I’m selling an apartment and buying another. Income tax rules explained
I have two small residential apartments. One was bought in 2001 and we lived there until 2017, then we moved to a smaller apartment bought in 2016 by taking out a housing loan. Now we want to buy a bigger house for self use and therefore plan to sell our old flat from 2001 in March 2022. The provisional Long Term Capital Gains (LTCG) on our old flat is around 65 Lakh (after indexing) and the new flat will cost us 160 Lakh. Can you tell me if I can take advantage of this capital gain to buy a new house for personal use? Please note that I already own an apartment on the date of the sale of the old apartment. I am retired.

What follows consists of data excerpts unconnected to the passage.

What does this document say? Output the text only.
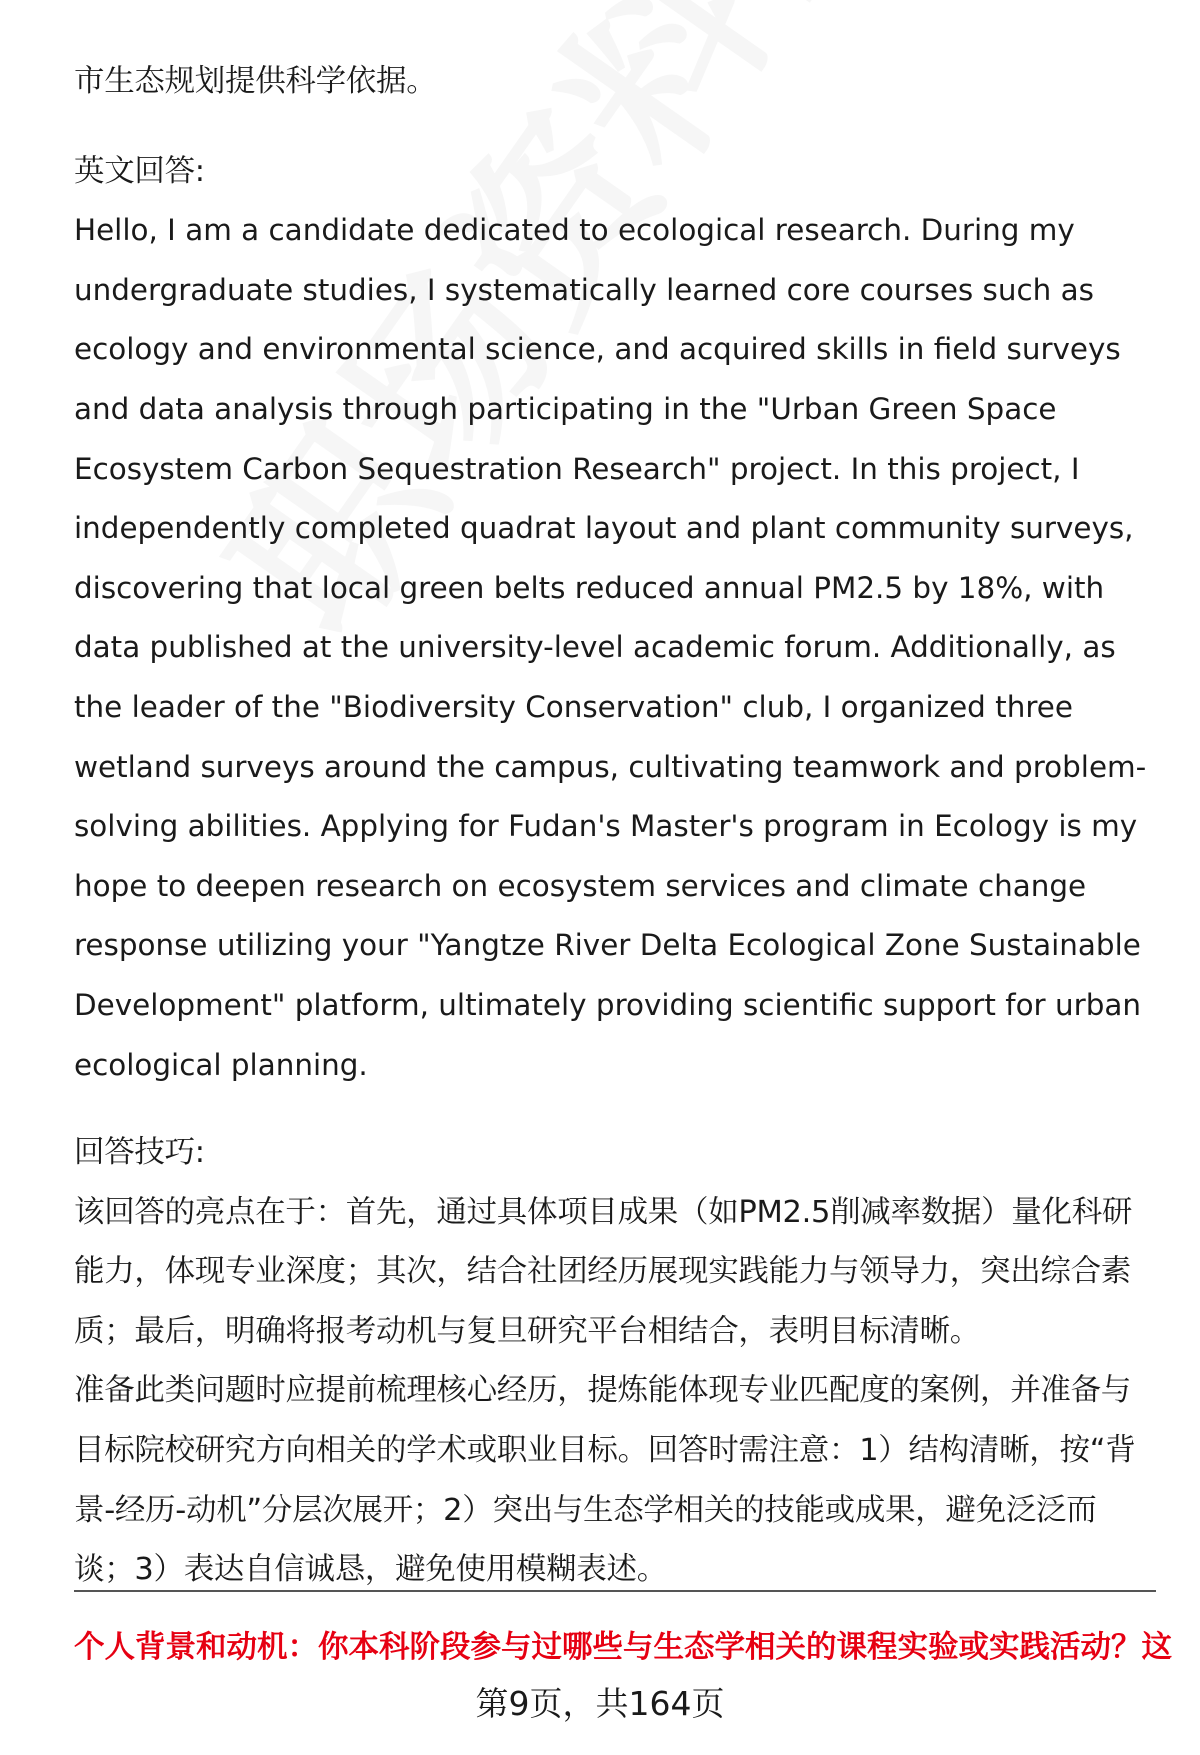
市生态规划提供科学依据。

英文回答:

Hello, I am a candidate dedicated to ecological research. During my undergraduate studies, I systematically learned core courses such as ecology and environmental science, and acquired skills in field surveys and data analysis through participating in the "Urban Green Space Ecosystem Carbon Sequestration Research" project. In this project, I independently completed quadrat layout and plant community surveys, discovering that local green belts reduced annual PM2.5 by 18%, with data published at the university-level academic forum. Additionally, as the leader of the "Biodiversity Conservation" club, I organized three wetland surveys around the campus, cultivating teamwork and problem-solving abilities. Applying for Fudan's Master's program in Ecology is my hope to deepen research on ecosystem services and climate change response utilizing your "Yangtze River Delta Ecological Zone Sustainable Development" platform, ultimately providing scientific support for urban ecological planning.

回答技巧:

该回答的亮点在于：首先，通过具体项目成果（如PM2.5削减率数据）量化科研能力，体现专业深度；其次，结合社团经历展现实践能力与领导力，突出综合素质；最后，明确将报考动机与复旦研究平台相结合，表明目标清晰。

准备此类问题时应提前梳理核心经历，提炼能体现专业匹配度的案例，并准备与目标院校研究方向相关的学术或职业目标。回答时需注意：1）结构清晰，按“背景-经历-动机”分层次展开；2）突出与生态学相关的技能或成果，避免泛泛而谈；3）表达自信诚恳，避免使用模糊表述。

个人背景和动机：你本科阶段参与过哪些与生态学相关的课程实验或实践活动？这
第9页，共164页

Since you sold the old apartment after more than 24 months of ownership, the profits from the sale of this apartment are taxable as a long-term capital gain. The tax laws contain provisions allowing exemption from long-term capital gains tax if the investment is made in certain specified assets. Pursuant to Section 54 of the Income Tax Act, an individual and a HUF may claim a long-term capital gains exemption resulting from the sale of a residential home by investing the indexed capital gains for the purchase of another residential home within a specified period. The exemption is available if the investment is made within two years for the purchase of a house. In case of self-construction of a house or reservation of a house under construction, a longer period of three years is available. Long-term capital gains not so invested by the filing due date of the income tax return (ITR), the unused amount must be deposited into an account under the Capital Gains Account Scheme and which can be used to make payment for the acquisition of the dwelling house within the time allowed. If the amount is not used within the prescribed period, it becomes taxable in the year in which the period has thus expired.

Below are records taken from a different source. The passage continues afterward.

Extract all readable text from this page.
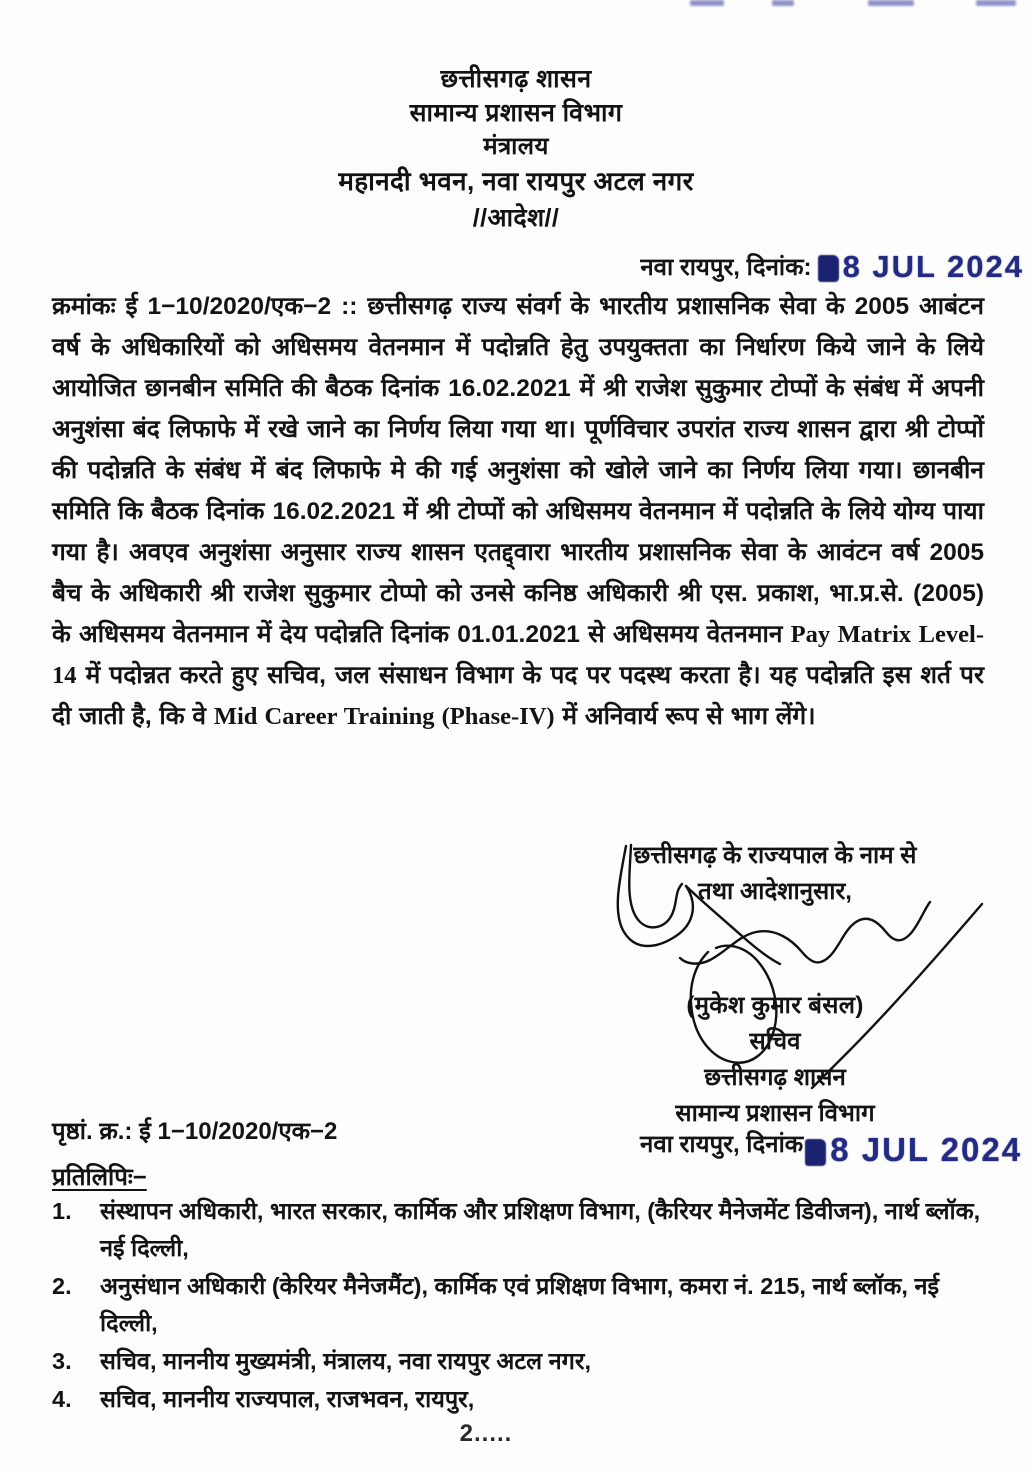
छत्तीसगढ़ शासन
सामान्य प्रशासन विभाग
मंत्रालय
महानदी भवन, नवा रायपुर अटल नगर
//आदेश//
नवा रायपुर, दिनांक:	8 JUL 2024
क्रमांकः ई 1−10/2020/एक−2 :: छत्तीसगढ़ राज्य संवर्ग के भारतीय प्रशासनिक सेवा के 2005 आबंटन वर्ष के अधिकारियों को अधिसमय वेतनमान में पदोन्नति हेतु उपयुक्तता का निर्धारण किये जाने के लिये आयोजित छानबीन समिति की बैठक दिनांक 16.02.2021 में श्री राजेश सुकुमार टोप्पों के संबंध में अपनी अनुशंसा बंद लिफाफे में रखे जाने का निर्णय लिया गया था। पूर्णविचार उपरांत राज्य शासन द्वारा श्री टोप्पों की पदोन्नति के संबंध में बंद लिफाफे मे की गई अनुशंसा को खोले जाने का निर्णय लिया गया। छानबीन समिति कि बैठक दिनांक 16.02.2021 में श्री टोप्पों को अधिसमय वेतनमान में पदोन्नति के लिये योग्य पाया गया है। अवएव अनुशंसा अनुसार राज्य शासन एतद्द्वारा भारतीय प्रशासनिक सेवा के आवंटन वर्ष 2005 बैच के अधिकारी श्री राजेश सुकुमार टोप्पो को उनसे कनिष्ठ अधिकारी श्री एस. प्रकाश, भा.प्र.से. (2005) के अधिसमय वेतनमान में देय पदोन्नति दिनांक 01.01.2021 से अधिसमय वेतनमान Pay Matrix Level-14 में पदोन्नत करते हुए सचिव, जल संसाधन विभाग के पद पर पदस्थ करता है। यह पदोन्नति इस शर्त पर दी जाती है, कि वे Mid Career Training (Phase-IV) में अनिवार्य रूप से भाग लेंगे।
छत्तीसगढ़ के राज्यपाल के नाम से
तथा आदेशानुसार,
(मुकेश कुमार बंसल)
सचिव
छत्तीसगढ़ शासन
सामान्य प्रशासन विभाग
पृष्ठां. क्र.: ई 1−10/2020/एक−2	नवा रायपुर, दिनांक 8 JUL 2024
प्रतिलिपिः−
1.	संस्थापन अधिकारी, भारत सरकार, कार्मिक और प्रशिक्षण विभाग, (कैरियर मैनेजमेंट डिवीजन), नार्थ ब्लॉक, नई दिल्ली,
2.	अनुसंधान अधिकारी (केरियर मैनेजमैंट), कार्मिक एवं प्रशिक्षण विभाग, कमरा नं. 215, नार्थ ब्लॉक, नई दिल्ली,
3.	सचिव, माननीय मुख्यमंत्री, मंत्रालय, नवा रायपुर अटल नगर,
4.	सचिव, माननीय राज्यपाल, राजभवन, रायपुर,
2.....
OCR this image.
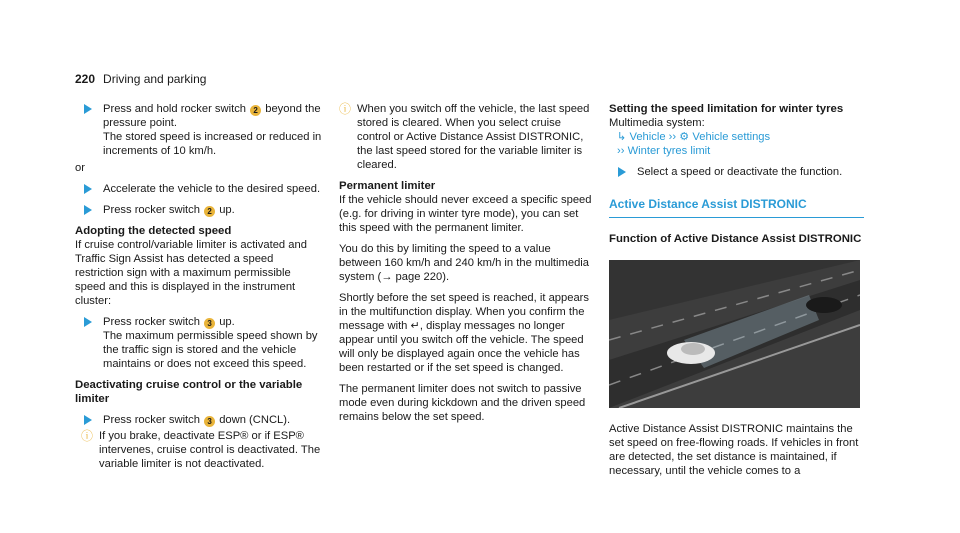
220 Driving and parking

Press and hold rocker switch 2 beyond the pressure point.

The stored speed is increased or reduced in increments of 10 km/h.

or

Accelerate the vehicle to the desired speed.

Press rocker switch 2 up.

Adopting the detected speed

If cruise control/variable limiter is activated and Traffic Sign Assist has detected a speed restriction sign with a maximum permissible speed and this is displayed in the instrument cluster:

Press rocker switch 3 up.

The maximum permissible speed shown by the traffic sign is stored and the vehicle maintains or does not exceed this speed.

Deactivating cruise control or the variable limiter

Press rocker switch 3 down (CNCL).

ⓘ If you brake, deactivate ESP® or if ESP® intervenes, cruise control is deactivated. The variable limiter is not deactivated.

ⓘ When you switch off the vehicle, the last speed stored is cleared. When you select cruise control or Active Distance Assist DISTRONIC, the last speed stored for the variable limiter is cleared.

Permanent limiter

If the vehicle should never exceed a specific speed (e.g. for driving in winter tyre mode), you can set this speed with the permanent limiter.

You do this by limiting the speed to a value between 160 km/h and 240 km/h in the multimedia system (→ page 220).

Shortly before the set speed is reached, it appears in the multifunction display. When you confirm the message with ↵, display messages no longer appear until you switch off the vehicle. The speed will only be displayed again once the vehicle has been restarted or if the set speed is changed.

The permanent limiter does not switch to passive mode even during kickdown and the driven speed remains below the set speed.

Setting the speed limitation for winter tyres

Multimedia system:

↳ Vehicle ›› ⚙ Vehicle settings

›› Winter tyres limit

Select a speed or deactivate the function.

Active Distance Assist DISTRONIC
Function of Active Distance Assist DISTRONIC

Active Distance Assist DISTRONIC maintains the set speed on free-flowing roads. If vehicles in front are detected, the set distance is maintained, if necessary, until the vehicle comes to a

There is no restriction on the number of dwelling houses you can own on the date the property is sold to qualify for an exemption under Section 54.
Since you plan to invest more than indexed long-term capital gains, you won’t have to pay any tax. However, if the long-term capital gains are not fully invested, the exemption will be available to the extent of the investment and on the balance you will have to pay a 20% flat tax.
Thus, if you sell your apartment before March 31, 2022, you will have to buy the new apartment before July 31, 2022, which is your deadline for filing your ITR. If you are unable to do so, you will need to deposit the unused money into the capital gains account. If possible, I would advise you to execute the deal next year so that you have a longer period until July 31, 2023 to invest the LTCG.